Other efforts to reduce conflicts over this time, including a variable number of session requests, further complicate any conclusion. Nevertheless, the IESG concludes that the plenary experiment did coincide with fewer conflicts reported by the software.

4. Little or no reduction in plenary attendance (< 15%) compared to other online plenaries in European time zones (i.e. IETF 108 and 110) 

There were 299 attendees at the IETF 112 plenary, a drop in absolute terms of 23% from IETF 110 and 32% from 108. In relative terms to the number of attendees:

Proportion of Meeting Attendees at Plenary

The IESG concludes that the experiment did have a significant negative impact on plenary attendance, although future attempts might reduce the extent that participants are surprised by the change and unintentionally miss the plenary.

5. The subjective experience of the IESG and Secretariat in attempting to minimize conflicts during IETF 112.

Several members of the IESG expressed that the IETF 112 scheduling process was considerably easier and required fewer tradeoffs. Some Area Directors think that this is mostly due not to the experiment, but instead because of soft limitations on session requests instituted before IETF 112.


The IESG’s consensus is that the plenary experiment did coincide with a reduction in scheduling conflicts, and most IESG members believe the experiment was an important cause.
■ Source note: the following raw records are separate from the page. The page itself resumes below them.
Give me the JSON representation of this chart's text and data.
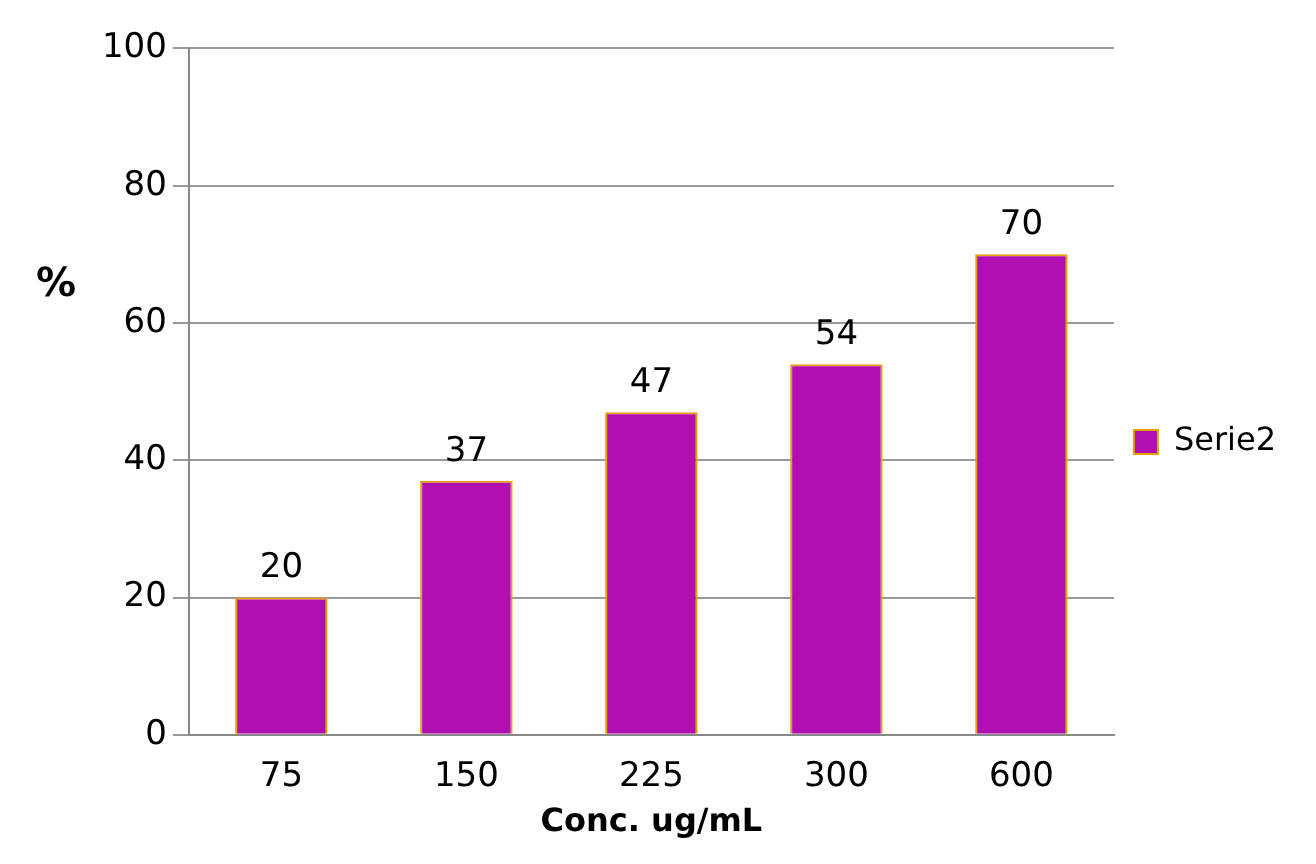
{
  "chart_data": {
    "type": "bar",
    "xlabel": "Conc. ug/mL",
    "ylabel": "%",
    "categories": [
      "75",
      "150",
      "225",
      "300",
      "600"
    ],
    "series": [
      {
        "name": "Serie2",
        "color": "#b010b0",
        "values": [
          20,
          37,
          47,
          54,
          70
        ]
      }
    ],
    "ylim": [
      0,
      100
    ],
    "yticks": [
      0,
      20,
      40,
      60,
      80,
      100
    ],
    "grid": "y",
    "legend": "right",
    "data_labels": true
  }
}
However, we also believe that the attendance drop at the IETF 112 plenary was unacceptable, although it might not be a permanent feature of this innovation.

We do not believe that the experiment results justify changing standard procedure for fully remote meetings, though we may conduct further experiments to reduce the disparity in attendance.

Regardless of this experiment outcome, the IESG fully intends for hybrid meetings, including IETF 113, to hold plenaries during the meeting week.


Thanks to Liz Flynn, Amy Vezza, and Jay Daley for helping to collect the data.